Coronavirus

New walk-up coronavirus testing sites coming to Sacramento County next week

Sacramento County is ramping up coronavirus testing capacity, with plans to open three new COVID-19 testing walk-up clinics in underserved communities by the end of next week.

The additional testing sites will be a key way for public health officials to track and tamp down on new potential coronavirus outbreaks, as California begins to slowly ease stay-at-home restrictions. Last month, Gov. Gavin Newsom said the state should hit 60,000 to 80,000 daily tests before reopening businesses.

New appointment-only clinics in Sacramento will launch at the La Familia Counseling Center, Robertson Community Center and St. Paul Missionary Baptist Church by the end of next week, according to county Public Health Officer Dr. Olivia Kasirye. Anyone will be eligible to sign-up, regardless of whether they have COVID-19 symptoms.

As the state began moving into Phase 2, which would allow some businesses to open, “it’s very important for us to readily have testing available so when people identify as having symptoms or having been in contact with someone diagnosed with COVID-19, we can easily get them tested,” Kasirye said.

Sacramento County has been operating a free drive-through testing site at Cal Expo since March with Verily, a private research company owned by Google’s parent company. Hundreds have already been tested there.

But the new walk-in clinics in North City Farms, Del Paso Heights and Oak Park will give people without access to cars the ability to get tested, Kasirye said, and target underserved communities with less access to hospital or private lab testing.

The county has not released information yet on how to sign up for appointments. Officials are still finalizing logistics, Kasirye said, but residents will be able to seek appointments either online or by phone.

Next week will be a soft launch for the test sites, Kasirye said, offering about 25 appointments a day. Over the next few weeks, however, she expects to see 150 to 200 tests conducted a day at each site.

Between drive-through testing at Cal Expo, private and public labs and hospitals, Sacramento County currently tests between 1,500 to 2,000 people each day, county health director Dr. Peter Beilenson said during the telephone town hall Thursday.

It’s a significant increase from where the county was during the early days of the coronavirus pandemic in March, when it was running samples from just 20 to 25 people.

Under Newsom’s criteria for when counties can reopen sooner than the rest of the state, Sacramento County would need to test more than 2,300 people a day.

The new community testing locations in Sacramento are separate from the more than 80 new testing sites across California the state opened this week, in partnership with private health care company OptumServe. Newsom announced that expanded testing last month would target harder-to-reach Californians in both urban or rural areas.

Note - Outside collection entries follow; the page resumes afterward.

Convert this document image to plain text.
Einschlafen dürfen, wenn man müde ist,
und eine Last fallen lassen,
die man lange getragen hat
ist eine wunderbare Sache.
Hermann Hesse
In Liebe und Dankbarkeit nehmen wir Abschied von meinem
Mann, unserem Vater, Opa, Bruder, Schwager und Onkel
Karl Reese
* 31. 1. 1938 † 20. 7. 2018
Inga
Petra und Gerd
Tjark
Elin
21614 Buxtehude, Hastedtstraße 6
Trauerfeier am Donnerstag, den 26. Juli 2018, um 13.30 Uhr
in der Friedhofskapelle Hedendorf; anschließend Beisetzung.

Testing at La Familia Counseling Center and Robertson Community Center will be done in partnership with UC Davis Medical Center, Kasirye said. The county is partnering with the state to acquire tests for St. Paul Missionary Baptist Church, she said.

Public health experts say that bolstered testing capacity, combined with expanded contact-tracing efforts — the ability for disease detectives to investigate those who who may have been in recent contact with an infected person — will be critical for monitoring the ongoing spread of the virus.

Kasirye said that additional testing sites have been identified that could launch in the coming weeks based on the success and popularity of the three sites.

In Sacramento County, the coronovirus has infected more than 1,100 people, and killed 50 people. Oak Park in particular has one of the highest infection rates in the county.

This story has been updated to correct the location of a new coronavirus testing site.